O Pacto Global Digital tem como objetivo assegurar a cooperação digital e fortalecer a governança multilateral em torno das questões de tecnologias digitais. Neste sentido, no discurso de abertura, o presidente Lula afirmou: “O Pacto Global Digital é um ponto de partida para uma governança digital inclusiva, que reduza as assimetrias de uma economia baseada em dados e mitigue o impacto de novas tecnologias como a Inteligência Artificial. Todos esses avanços serão louváveis e significativos. Mas, ainda assim, nos faltam ambição e ousadia.”. Antes do pacto houve um processo de contribuições abertas que durou de junho de 2022 até abril de 2023. Neste tempo, houve cinco contribuições especificamente brasileiras que aprofundaram as ideias gerais contidas nesse discurso de abertura do presidente: (I) ABRINT, (II) CGI.br, (III) Ação Educativa/ Tecla, (IV) Instituto Alana e (V) Capítulo Brasileiro da ISOC.
Aqui, entretanto, serão analisadas apenas as contribuições do Comitê Gestor da Internet, que, criado em 1995, tem como competência a definição de diretrizes para o uso da Internet, administração do domínio “.br” e propõe programas de pesquisa e desenvolvimento para garantir qualidade técnica e inovação no setor. A escolha de análise apenas desta contribuição é devido à falta de espaço para observar todos os documentos brasileiros e, portanto, o CGI.br possui uma relação mais próxima das tomadas de decisão domésticas em questões relacionadas à governança.
O que é o Pacto Global Digital?
Após 20 anos da Cúpula Mundial da Sociedade da Informação (WSIS), em 22 de setembro de 2024, representantes de Estados assinaram o Pacto Global Digital (GDC) como um anexo do Pacto para o Futuro adotado após as discussões da Cúpula para o Futuro realizada em Nova York. O GDC foi um marco para a Governança Global da Internet traçando um roteiro para a cooperação digital global, que visa tanto aproveitar as potencialidades das tecnologias quanto reduzir as desigualdades digitais.
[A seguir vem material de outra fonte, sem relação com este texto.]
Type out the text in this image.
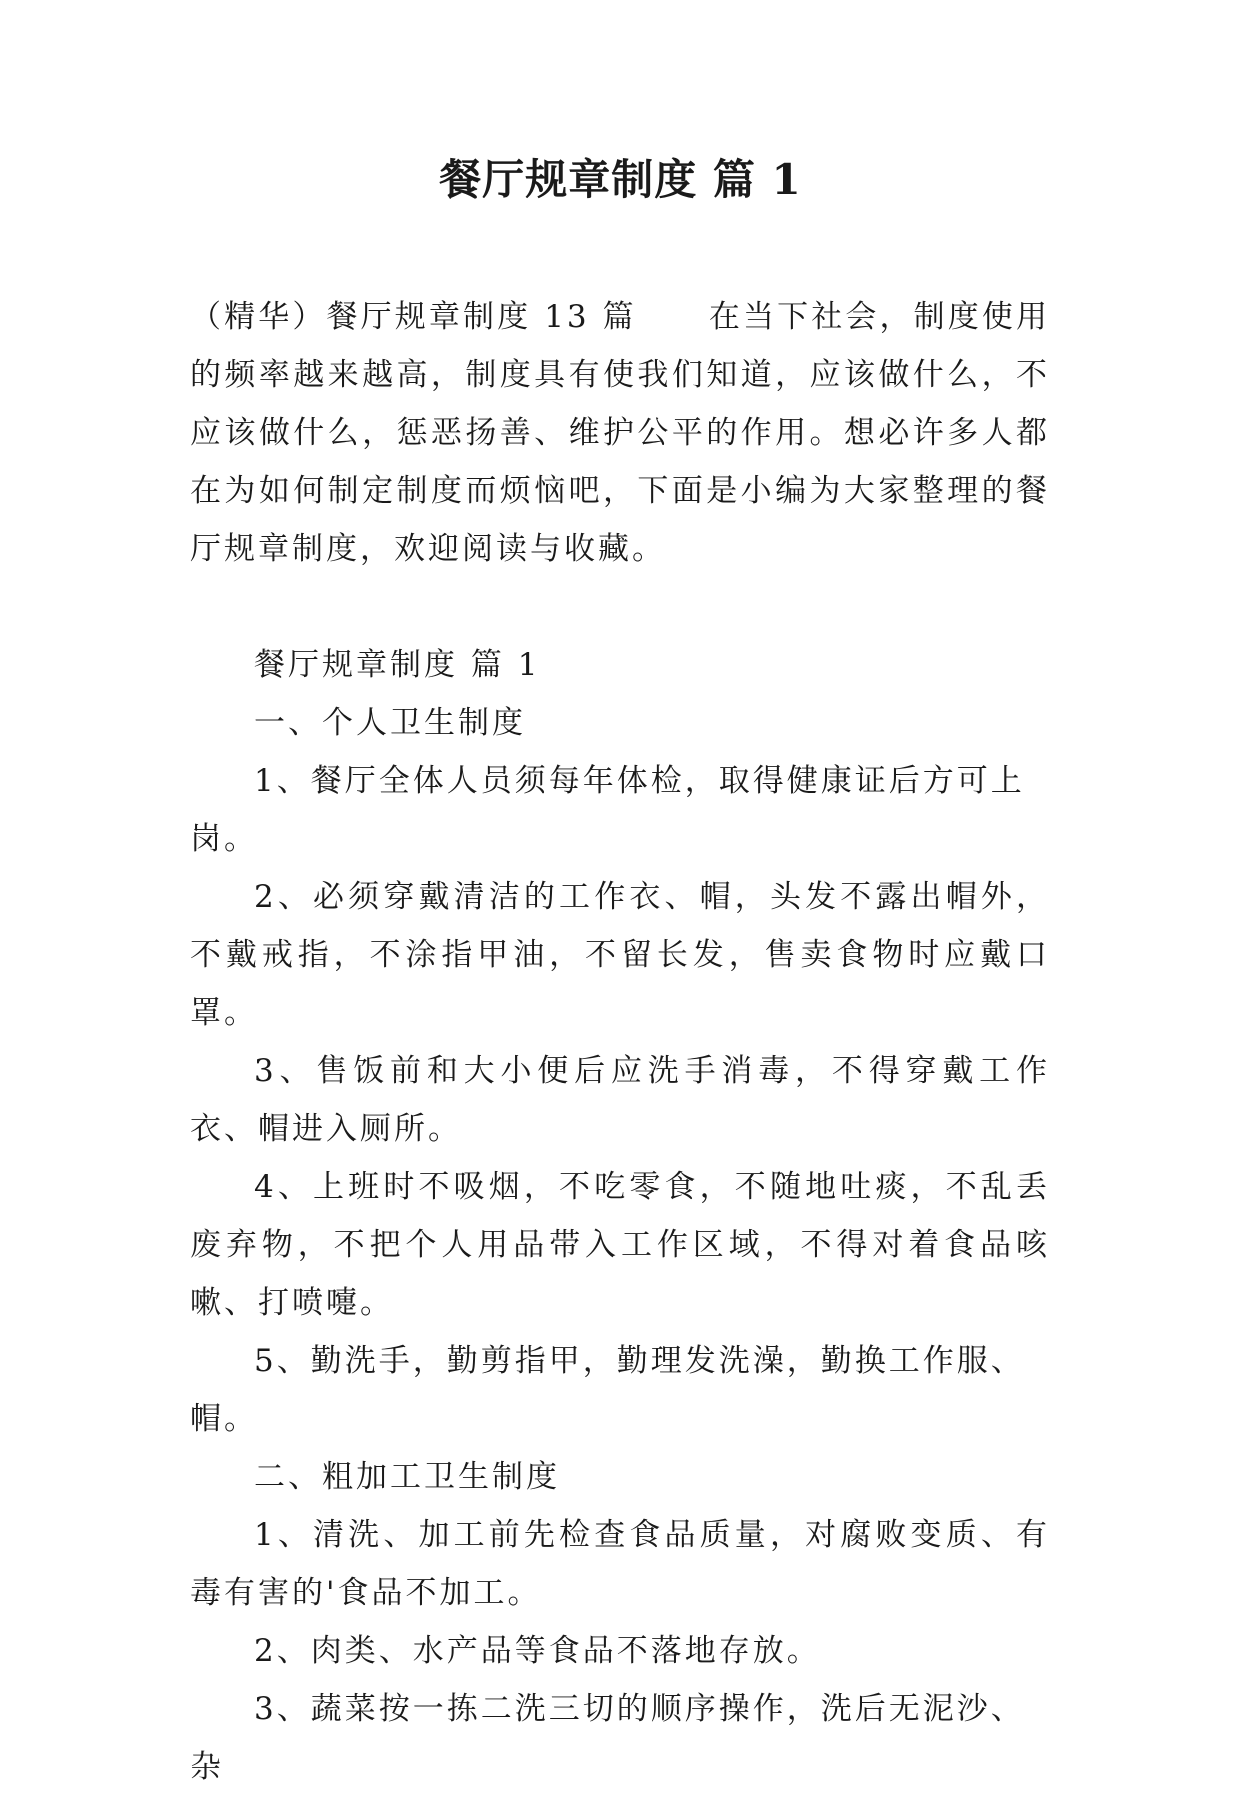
餐厅规章制度 篇 1

（精华）餐厅规章制度 13 篇 在当下社会，制度使用的频率越来越高，制度具有使我们知道，应该做什么，不应该做什么，惩恶扬善、维护公平的作用。想必许多人都在为如何制定制度而烦恼吧，下面是小编为大家整理的餐厅规章制度，欢迎阅读与收藏。

餐厅规章制度 篇 1

一、个人卫生制度

1、餐厅全体人员须每年体检，取得健康证后方可上岗。

2、必须穿戴清洁的工作衣、帽，头发不露出帽外，不戴戒指，不涂指甲油，不留长发，售卖食物时应戴口罩。

3、售饭前和大小便后应洗手消毒，不得穿戴工作衣、帽进入厕所。

4、上班时不吸烟，不吃零食，不随地吐痰，不乱丢废弃物，不把个人用品带入工作区域，不得对着食品咳嗽、打喷嚏。

5、勤洗手，勤剪指甲，勤理发洗澡，勤换工作服、帽。

二、粗加工卫生制度

1、清洗、加工前先检查食品质量，对腐败变质、有毒有害的'食品不加工。

2、肉类、水产品等食品不落地存放。

3、蔬菜按一拣二洗三切的顺序操作，洗后无泥沙、杂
Sua origem direta está relacionada com o Painel de Alto Nível Sobre Cooperação Digital (2018 – 2019) e o Roteiro para Cooperação Digital (2020).
O Painel lançado pelo Secretário-Geral da ONU, em 2018, foi um grupo multissetorial designado para criar propostas para fortalecer a cooperação digital, divulgando em 2019, um relatório chamado A Era da Interdependência Digital, que destacou a necessidade de que a cooperação internacional se torne mais robusta a partir de cinco áreas: (i) economia e sociedade digital inclusiva, (ii) capacidades humanas e institucionais, (iii) direitos humanos e agência humana, (iv) confiança, segurança e estabilidade e (v) uma cooperação digital que tenha uma arquitetura dividida em três partes: o IGF Plus, uma Arquitetura de Governança Distribuída e uma Arquitetura de Bens Comuns Digitais.
Já o Roteiro para Cooperação Digital, lançado em 2020, apresenta as recomendações do Secretário Geral em temas de conectividade, inclusão digital, bens públicos digitais, direitos humanos, confiança e segurança, além de inteligência artificial. Mas principalmente, oferece uma tentativa de garantir que a cooperação digital seja fortalecida através do objetivo de tornar os IGFs mais relevantes e responsivos. Nesse mesmo ano, os Estados-membros das Nações Unidas firmaram um compromisso em construir uma visão compartilhada sobre a cooperação digital para um futuro que explore todo o potencial benéfico da tecnologia, priorizando questões de confiança e segurança digital.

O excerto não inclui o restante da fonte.